In general, I feel that if I can teach my kids to look for ways to serve and
benefit others, then we're really getting at the core of why Christmas exists,
and the core of who we are celebrating.

------
jppope
\- Christmas Caroling

\- Baking Christmas cookies and making hot cocoa

\- helping out at a food pantry / homeless shelter

\- Decorating for the holidays

\- Getting Everyone special Christmas outfits or pajamas

\- Read the Nativity story

\- Have a Christmas cookie exchange with the neighbors

\- Go See the nutcracker, a christmas carol, or another christmas play live

\- Help participate in Secret Santa situations

\- Teach the kids to play christmas songs with instruments (piano, drums)

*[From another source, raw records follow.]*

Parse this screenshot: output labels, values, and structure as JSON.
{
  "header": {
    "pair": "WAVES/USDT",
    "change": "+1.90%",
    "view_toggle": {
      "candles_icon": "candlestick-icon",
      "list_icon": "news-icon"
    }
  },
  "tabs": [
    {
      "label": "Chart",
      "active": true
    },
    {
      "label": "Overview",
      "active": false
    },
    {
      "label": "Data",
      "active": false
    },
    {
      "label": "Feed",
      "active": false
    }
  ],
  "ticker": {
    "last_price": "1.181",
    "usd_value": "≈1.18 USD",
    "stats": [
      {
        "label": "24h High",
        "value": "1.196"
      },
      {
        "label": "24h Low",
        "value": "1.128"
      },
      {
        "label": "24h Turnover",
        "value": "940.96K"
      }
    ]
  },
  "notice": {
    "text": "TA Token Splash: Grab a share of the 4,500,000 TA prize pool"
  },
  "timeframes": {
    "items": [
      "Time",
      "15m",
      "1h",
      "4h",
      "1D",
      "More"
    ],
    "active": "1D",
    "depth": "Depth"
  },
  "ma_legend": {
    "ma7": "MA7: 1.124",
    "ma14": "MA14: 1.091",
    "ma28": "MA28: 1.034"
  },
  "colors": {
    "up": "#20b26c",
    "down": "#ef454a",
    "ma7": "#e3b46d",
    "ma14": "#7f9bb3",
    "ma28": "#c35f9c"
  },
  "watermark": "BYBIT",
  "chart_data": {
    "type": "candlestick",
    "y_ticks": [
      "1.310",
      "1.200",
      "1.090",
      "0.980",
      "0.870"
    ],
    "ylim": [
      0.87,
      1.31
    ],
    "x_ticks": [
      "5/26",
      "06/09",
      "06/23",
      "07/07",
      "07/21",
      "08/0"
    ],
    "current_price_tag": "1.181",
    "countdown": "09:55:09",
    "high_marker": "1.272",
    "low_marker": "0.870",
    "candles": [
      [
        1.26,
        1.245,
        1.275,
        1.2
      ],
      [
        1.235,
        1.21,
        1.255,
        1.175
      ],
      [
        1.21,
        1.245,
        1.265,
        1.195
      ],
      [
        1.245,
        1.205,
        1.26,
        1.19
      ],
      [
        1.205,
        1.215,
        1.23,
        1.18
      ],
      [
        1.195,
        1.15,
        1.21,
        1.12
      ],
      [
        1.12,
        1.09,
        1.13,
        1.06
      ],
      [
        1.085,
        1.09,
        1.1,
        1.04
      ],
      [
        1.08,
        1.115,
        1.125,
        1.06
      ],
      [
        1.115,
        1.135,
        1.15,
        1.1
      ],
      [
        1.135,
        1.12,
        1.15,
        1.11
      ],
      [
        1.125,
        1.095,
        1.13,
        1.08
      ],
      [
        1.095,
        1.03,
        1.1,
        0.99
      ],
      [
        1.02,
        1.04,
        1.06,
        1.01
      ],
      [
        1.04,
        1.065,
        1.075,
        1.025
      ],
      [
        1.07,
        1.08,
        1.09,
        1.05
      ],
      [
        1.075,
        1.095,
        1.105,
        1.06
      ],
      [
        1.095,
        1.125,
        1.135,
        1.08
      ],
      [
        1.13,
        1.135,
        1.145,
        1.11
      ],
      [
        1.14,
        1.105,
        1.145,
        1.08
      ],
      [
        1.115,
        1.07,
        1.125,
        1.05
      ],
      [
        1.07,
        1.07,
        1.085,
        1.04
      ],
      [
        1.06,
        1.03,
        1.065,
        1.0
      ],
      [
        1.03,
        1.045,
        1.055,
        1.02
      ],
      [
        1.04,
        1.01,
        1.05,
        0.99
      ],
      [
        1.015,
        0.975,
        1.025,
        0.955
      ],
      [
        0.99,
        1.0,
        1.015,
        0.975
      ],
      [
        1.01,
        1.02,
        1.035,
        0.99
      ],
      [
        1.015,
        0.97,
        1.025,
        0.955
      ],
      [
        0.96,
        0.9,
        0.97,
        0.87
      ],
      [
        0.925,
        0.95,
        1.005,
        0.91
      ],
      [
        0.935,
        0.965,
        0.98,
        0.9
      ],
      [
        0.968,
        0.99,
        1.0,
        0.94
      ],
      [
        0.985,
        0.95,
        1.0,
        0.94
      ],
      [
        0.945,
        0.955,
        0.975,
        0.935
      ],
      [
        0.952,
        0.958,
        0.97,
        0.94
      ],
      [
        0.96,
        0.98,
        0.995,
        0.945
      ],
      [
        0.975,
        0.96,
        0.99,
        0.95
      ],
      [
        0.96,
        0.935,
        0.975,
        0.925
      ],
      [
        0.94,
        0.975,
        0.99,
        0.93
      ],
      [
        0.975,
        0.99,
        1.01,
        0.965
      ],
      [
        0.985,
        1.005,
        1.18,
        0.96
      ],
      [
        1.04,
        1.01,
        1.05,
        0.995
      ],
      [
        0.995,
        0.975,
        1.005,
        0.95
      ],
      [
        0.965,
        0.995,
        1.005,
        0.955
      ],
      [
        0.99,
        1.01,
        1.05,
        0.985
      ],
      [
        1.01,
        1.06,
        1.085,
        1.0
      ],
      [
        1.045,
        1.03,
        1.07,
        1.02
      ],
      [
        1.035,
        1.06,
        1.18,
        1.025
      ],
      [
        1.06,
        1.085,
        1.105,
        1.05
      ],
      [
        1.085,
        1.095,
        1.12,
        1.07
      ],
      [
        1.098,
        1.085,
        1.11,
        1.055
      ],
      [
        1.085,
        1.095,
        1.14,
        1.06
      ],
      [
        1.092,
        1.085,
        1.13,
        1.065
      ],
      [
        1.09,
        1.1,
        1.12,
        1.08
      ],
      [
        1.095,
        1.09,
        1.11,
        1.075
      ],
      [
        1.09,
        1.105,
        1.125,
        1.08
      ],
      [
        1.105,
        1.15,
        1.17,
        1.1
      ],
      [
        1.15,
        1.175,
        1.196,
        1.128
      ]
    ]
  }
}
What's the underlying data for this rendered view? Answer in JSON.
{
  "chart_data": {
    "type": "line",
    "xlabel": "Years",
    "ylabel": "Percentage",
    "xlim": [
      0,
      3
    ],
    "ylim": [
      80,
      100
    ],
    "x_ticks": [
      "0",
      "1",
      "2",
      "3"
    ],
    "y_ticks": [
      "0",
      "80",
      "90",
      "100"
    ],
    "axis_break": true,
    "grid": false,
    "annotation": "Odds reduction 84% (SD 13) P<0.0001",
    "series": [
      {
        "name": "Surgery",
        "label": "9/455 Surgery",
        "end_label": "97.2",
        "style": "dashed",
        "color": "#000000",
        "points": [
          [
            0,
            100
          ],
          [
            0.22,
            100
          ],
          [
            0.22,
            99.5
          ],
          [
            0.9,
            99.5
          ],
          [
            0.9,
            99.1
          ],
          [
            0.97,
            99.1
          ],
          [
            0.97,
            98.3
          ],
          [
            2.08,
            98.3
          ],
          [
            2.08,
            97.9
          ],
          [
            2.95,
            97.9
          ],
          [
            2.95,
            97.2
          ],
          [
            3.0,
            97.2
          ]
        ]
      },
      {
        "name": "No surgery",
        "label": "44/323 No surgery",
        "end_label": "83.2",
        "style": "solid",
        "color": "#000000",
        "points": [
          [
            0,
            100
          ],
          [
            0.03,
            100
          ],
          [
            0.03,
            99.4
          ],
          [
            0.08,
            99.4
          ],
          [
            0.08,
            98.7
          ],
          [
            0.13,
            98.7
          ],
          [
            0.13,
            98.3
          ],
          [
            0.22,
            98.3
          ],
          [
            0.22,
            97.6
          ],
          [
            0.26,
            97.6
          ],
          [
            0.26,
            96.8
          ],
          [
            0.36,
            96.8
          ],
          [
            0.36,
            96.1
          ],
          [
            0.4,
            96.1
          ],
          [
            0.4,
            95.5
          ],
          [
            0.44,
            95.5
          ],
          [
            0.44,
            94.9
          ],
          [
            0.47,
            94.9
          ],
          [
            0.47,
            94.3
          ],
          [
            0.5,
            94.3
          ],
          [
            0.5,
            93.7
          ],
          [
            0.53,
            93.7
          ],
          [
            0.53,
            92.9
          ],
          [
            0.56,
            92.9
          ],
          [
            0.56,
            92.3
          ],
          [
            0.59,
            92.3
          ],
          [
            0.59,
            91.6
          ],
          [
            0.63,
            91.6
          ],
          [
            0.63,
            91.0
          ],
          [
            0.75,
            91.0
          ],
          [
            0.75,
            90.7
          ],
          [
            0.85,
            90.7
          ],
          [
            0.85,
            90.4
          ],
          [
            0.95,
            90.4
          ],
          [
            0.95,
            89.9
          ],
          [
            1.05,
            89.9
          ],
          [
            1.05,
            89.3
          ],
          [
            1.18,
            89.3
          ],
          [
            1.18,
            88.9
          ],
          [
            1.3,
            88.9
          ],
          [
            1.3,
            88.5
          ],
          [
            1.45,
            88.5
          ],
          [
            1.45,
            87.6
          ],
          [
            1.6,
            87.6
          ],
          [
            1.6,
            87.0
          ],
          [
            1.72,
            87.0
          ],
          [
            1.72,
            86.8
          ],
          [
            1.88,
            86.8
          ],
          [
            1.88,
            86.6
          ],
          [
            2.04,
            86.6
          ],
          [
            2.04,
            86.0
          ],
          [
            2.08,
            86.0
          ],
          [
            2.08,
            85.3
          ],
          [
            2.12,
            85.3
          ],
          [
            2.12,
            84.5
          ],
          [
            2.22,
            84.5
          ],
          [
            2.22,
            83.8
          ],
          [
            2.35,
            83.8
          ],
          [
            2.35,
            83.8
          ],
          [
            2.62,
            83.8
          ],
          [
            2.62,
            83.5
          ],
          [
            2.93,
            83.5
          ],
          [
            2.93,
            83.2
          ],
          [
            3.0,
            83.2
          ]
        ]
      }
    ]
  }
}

I'm a big fan of helping out others during the holidays, but the reality is
that it isn't a service day, its for spending with family and friends! Eat,
Drink, and be merry!

------
wingerlang
I recall getting one gift per day leading up to the 24th. Gifts like a
chocolate bar, $1 toy or whatever. Not actually sure if this memory is real
though.

We did have a calendar on the wall with gifts, this helps increase the hype
for the big day.

Generally baking Christmas food, watching movies and having music play during
the day works as well.

------
bjourne
Read them stories from the Bible (simplified version) and especially the
Gospels. Then ask them questions and have them reflect on the messages of
each. It works whether you are religious or not and they get to think for
themselves. Plus, knowing the stories is good general knowledge.

------
dpeck
Advent calendar of whatever type works best for your family, whether
religious/securlar stories each day or LEGO Star Wars mini builds, having
something they look forward to doing with their parents each day means a lot
to little ones.

------
rajacombinator
Regardless of your goals, establishing some family traditions is a nice idea.